Mr Melvin Yong Yik Chye: To ask the Minister for Home Affairs (a) whether the enhanced protection for security officers under the amendments to the Private Security Industry Act are sufficient to deter cases of abuse; and (b) what is the plan to help members of the public internalise anti-abuse messages and treat security officers with more respect.
Mr K Shanmugam, Minister for Home Affairs and Minister for Law:
1. MHA takes a very serious view of abuse of security officers. In October 2021, MHA amended the Private Security Industry Act (PSIA) to enhance protection for security officers against abuse and harassment faced in the course of their duties. Penalties are pegged higher than if they were committed against general members of the public, to send a clear deterrent message. The amendments have been in force since 1 May 2022.
2. Beyond legislation, security agencies and service buyers also play a major role in making security officers’ work safer. For example, we are seeing an increasing trend of security officers donning body worn cameras while on duty. This has improved officers’ safety, increased evidence quality in the event of an incident, and reduced complaints and agency liability.
3. We are working with tripartite partners to enhance the competency of security officers in public and conflict management, such as customer orientation, problem solving, and de-escalation skills. We will make this subject more pertinent in the training that all security officers undergo before deployment.
4. MHA would like to commend the industry’s public education efforts to reinforce the message that abuse of security officers is not acceptable.
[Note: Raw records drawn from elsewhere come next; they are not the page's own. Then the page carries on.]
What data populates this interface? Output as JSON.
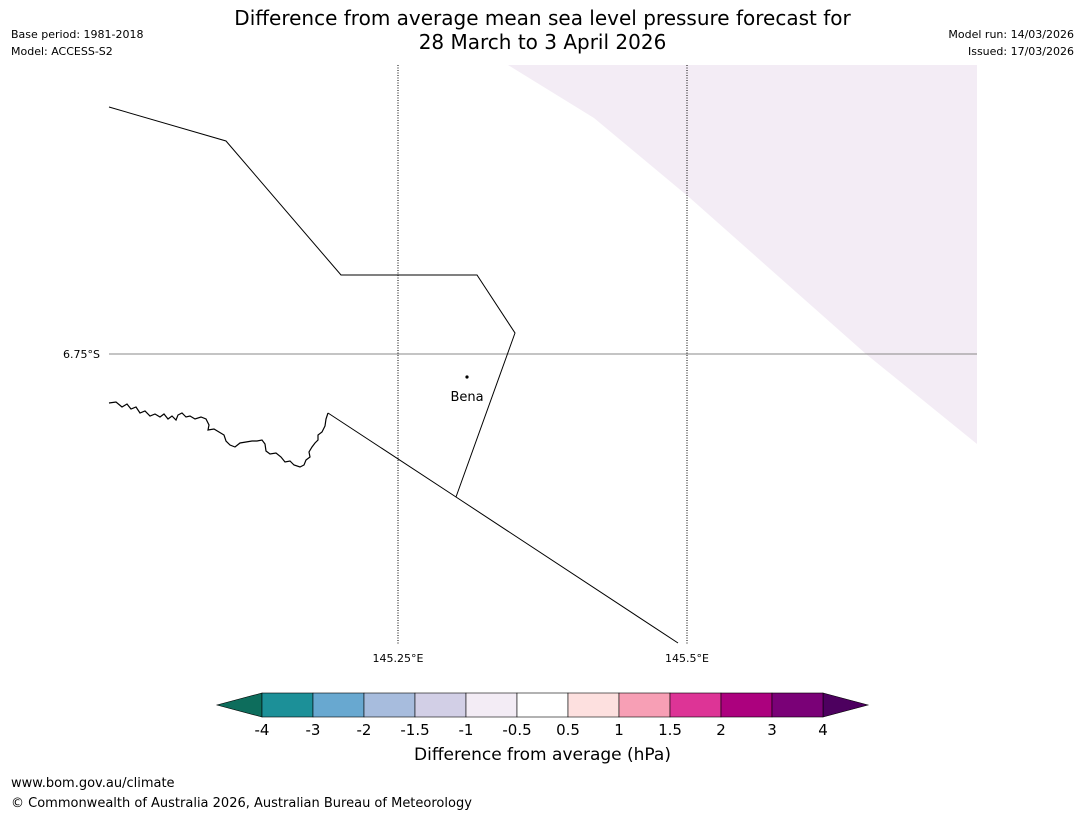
{
  "header": {
    "base_period": "Base period: 1981-2018",
    "model": "Model: ACCESS-S2",
    "title_line1": "Difference from average mean sea level pressure forecast for",
    "title_line2": "28 March to 3 April 2026",
    "model_run": "Model run: 14/03/2026",
    "issued": "Issued: 17/03/2026"
  },
  "map": {
    "lat_label": "6.75°S",
    "lon_labels": [
      "145.25°E",
      "145.5°E"
    ],
    "place": {
      "name": "Bena"
    },
    "shading_color": "#f3ecf5"
  },
  "colorbar": {
    "label": "Difference from average (hPa)",
    "ticks": [
      "-4",
      "-3",
      "-2",
      "-1.5",
      "-1",
      "-0.5",
      "0.5",
      "1",
      "1.5",
      "2",
      "3",
      "4"
    ],
    "colors": {
      "under": "#0d6d5c",
      "bins": [
        "#1c9098",
        "#68a8d0",
        "#a7bcdd",
        "#d2cfe6",
        "#f3ecf5",
        "#ffffff",
        "#fde0df",
        "#f79fb5",
        "#dd3496",
        "#ac017e",
        "#7a0177"
      ],
      "over": "#4d005f"
    }
  },
  "footer": {
    "url": "www.bom.gov.au/climate",
    "copyright": "© Commonwealth of Australia 2026, Australian Bureau of Meteorology"
  }
}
For example, the industry associations and the Union of Security Employees (USE) launched the Anti-Abuse Decal last year for display at deployment sites. They have also been very active on social media spreading awareness, and underlining why our society must stand firm against abuse and harassment of security officers.
5. Security officers are at the frontlines keeping our premises safe and secure, and are often the first responders to any emergency. They deserve our every respect.